Le secteur des transports compte près de 150 défaillances en 2023, soit une augmentation de 32%. Le transport routier de marchandises interurbain est particulièrement touché, enregistrant une hausse de 50%, tandis que le fret de proximité affiche une augmentation plus modérée de 22%.

Les défis de la restauration

Le secteur de la restauration fait face à des défis significatifs, avec 634 établissements ayant défailli en 2023, représentant une augmentation de 46%. Bien que la restauration traditionnelle montre un léger ralentissement avec une hausse de 40%, la restauration rapide maintient un rythme soutenu avec une augmentation de 53%. Les débits de boissons présentent une tendance moins sévère, avec une augmentation de 11%, contrairement à l'hébergement qui affiche une hausse importante de 77%.

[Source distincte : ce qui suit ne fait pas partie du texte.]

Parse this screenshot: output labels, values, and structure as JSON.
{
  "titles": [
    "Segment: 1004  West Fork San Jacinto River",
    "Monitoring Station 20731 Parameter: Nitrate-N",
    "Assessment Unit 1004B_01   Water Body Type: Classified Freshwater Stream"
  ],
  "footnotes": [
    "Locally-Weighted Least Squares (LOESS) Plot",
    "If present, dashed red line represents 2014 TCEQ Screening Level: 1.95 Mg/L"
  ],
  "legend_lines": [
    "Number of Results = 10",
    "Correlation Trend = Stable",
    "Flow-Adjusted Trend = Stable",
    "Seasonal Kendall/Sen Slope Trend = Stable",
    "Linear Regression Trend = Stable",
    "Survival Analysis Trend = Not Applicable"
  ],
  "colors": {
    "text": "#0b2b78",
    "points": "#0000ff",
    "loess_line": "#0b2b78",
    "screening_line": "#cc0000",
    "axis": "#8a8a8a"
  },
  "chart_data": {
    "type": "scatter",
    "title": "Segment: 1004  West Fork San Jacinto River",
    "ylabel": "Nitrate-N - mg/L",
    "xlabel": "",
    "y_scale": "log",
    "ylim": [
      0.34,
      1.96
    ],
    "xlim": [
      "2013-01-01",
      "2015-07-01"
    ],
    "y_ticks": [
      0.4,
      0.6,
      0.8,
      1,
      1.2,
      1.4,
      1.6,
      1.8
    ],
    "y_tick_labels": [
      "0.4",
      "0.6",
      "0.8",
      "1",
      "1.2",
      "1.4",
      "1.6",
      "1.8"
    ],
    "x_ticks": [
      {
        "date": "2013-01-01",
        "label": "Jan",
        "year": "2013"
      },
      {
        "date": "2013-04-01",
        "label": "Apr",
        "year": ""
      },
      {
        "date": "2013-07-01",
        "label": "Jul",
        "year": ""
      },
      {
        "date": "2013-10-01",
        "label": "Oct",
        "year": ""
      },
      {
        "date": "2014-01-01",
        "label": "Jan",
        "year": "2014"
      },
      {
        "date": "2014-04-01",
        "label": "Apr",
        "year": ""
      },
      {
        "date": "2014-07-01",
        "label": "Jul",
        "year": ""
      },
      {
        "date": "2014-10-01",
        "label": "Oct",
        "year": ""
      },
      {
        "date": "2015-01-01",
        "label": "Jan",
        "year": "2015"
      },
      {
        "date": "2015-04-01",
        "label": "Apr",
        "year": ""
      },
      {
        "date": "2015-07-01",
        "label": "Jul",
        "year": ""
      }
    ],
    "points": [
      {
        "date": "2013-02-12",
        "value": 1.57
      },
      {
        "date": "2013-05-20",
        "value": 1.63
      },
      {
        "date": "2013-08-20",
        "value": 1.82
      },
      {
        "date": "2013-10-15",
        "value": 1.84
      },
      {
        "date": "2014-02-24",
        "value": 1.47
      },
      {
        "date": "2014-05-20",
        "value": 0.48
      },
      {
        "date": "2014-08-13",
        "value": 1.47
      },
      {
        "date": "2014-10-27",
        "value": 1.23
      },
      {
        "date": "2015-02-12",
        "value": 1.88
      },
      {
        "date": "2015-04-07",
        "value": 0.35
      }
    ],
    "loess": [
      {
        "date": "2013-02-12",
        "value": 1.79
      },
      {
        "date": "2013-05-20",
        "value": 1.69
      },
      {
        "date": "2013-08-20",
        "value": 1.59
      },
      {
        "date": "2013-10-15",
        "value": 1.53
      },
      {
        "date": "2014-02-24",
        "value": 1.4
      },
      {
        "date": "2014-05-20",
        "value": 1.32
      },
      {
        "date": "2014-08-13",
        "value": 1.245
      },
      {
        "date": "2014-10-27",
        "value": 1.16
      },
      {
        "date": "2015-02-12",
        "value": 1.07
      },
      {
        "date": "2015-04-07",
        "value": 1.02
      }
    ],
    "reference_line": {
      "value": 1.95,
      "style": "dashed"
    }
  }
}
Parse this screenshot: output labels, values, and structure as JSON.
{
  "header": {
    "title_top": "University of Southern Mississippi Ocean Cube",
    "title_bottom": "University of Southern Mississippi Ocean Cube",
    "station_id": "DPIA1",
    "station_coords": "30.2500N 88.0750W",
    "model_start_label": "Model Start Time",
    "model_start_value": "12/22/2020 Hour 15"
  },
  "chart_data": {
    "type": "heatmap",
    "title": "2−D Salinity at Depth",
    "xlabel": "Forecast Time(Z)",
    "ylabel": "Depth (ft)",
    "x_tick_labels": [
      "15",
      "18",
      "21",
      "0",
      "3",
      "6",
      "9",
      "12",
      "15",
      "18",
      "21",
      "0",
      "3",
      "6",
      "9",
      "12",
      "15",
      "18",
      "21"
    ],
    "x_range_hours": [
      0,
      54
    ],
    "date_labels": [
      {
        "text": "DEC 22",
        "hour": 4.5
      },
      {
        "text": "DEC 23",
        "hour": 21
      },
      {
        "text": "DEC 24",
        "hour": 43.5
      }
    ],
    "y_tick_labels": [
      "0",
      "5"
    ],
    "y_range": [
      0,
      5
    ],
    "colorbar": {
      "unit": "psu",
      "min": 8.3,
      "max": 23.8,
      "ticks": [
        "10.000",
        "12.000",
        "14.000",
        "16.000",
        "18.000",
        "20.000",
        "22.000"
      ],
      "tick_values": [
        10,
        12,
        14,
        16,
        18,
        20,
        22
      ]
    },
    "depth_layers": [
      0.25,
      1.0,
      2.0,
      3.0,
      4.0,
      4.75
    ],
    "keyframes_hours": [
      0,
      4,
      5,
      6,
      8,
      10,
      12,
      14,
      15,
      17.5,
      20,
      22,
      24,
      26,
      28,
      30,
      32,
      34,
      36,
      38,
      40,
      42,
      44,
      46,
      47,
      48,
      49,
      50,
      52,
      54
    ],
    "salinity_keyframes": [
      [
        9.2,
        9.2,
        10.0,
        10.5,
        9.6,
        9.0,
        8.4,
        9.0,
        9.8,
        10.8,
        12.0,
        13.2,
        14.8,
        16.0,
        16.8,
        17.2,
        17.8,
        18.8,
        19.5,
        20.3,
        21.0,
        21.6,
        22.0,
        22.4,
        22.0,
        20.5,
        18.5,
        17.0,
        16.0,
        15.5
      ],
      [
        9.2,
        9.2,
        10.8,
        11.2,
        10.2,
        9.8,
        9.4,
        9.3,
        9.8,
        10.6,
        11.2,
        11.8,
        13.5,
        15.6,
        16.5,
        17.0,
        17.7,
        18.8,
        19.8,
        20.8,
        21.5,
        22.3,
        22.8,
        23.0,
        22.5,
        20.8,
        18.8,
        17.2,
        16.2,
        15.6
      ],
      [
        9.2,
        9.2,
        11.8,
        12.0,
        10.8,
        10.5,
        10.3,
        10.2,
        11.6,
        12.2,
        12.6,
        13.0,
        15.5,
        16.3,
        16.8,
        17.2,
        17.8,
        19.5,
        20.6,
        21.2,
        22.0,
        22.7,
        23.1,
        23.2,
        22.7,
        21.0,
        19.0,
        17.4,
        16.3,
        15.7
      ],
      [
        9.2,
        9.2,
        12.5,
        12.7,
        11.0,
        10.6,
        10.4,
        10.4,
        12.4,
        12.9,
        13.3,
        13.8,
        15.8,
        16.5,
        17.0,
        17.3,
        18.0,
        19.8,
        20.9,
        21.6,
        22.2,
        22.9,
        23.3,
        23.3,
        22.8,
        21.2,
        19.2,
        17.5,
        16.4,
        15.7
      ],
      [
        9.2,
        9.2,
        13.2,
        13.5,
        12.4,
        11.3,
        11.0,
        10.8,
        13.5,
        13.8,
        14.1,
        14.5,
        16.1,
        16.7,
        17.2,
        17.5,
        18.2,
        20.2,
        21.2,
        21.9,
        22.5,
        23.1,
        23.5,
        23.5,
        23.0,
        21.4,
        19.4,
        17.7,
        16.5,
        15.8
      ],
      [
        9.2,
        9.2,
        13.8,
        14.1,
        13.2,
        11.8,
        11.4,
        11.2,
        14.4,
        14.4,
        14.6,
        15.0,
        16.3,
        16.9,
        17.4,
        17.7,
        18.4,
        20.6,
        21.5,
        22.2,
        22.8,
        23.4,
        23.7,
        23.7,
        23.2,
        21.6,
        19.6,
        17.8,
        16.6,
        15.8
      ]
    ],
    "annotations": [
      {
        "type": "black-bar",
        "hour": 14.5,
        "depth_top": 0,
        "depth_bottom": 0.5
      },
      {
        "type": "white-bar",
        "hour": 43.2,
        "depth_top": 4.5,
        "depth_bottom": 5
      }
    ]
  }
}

Dans le secteur de l'agriculture, l'élevage se distingue avec un net recul des défauts, enregistrant une baisse de 6%. Cependant, la culture, bien que tentant de résister, affiche une hausse de 19%, soulignant des tensions particulièrement fortes dans la culture de céréales.

15 000 emplois menacés

La crise économique se traduit par une menace sérieuse sur l'emploi, avec 15 000 emplois menacés en 2023, soit une augmentation significative par rapport aux 12 200 emplois en péril en 2022. Ces chiffres mettent en évidence les conséquences sociales dramatiques de la crise actuelle, affectant la stabilité économique et le bien-être des travailleurs. Et en 2024 ? « Dans un contexte de croissance poussive, les entreprises risquent de manquer du levier financier nécessaire pour faire face aux enjeux de transition écologique, ressources humaines et activités commerciales. Malgré une économie réelle qui tient bon, les trésoreries des entreprises sont mises à mal. », poursuit Thierry Millon.

Le directeur insiste sur la nécessité de se prémunir du risque de défaut, appelant à une vigilance accrue tant du côté des clients que des fournisseurs stratégiques, pour garantir la stabilité économique de la région Occitanie.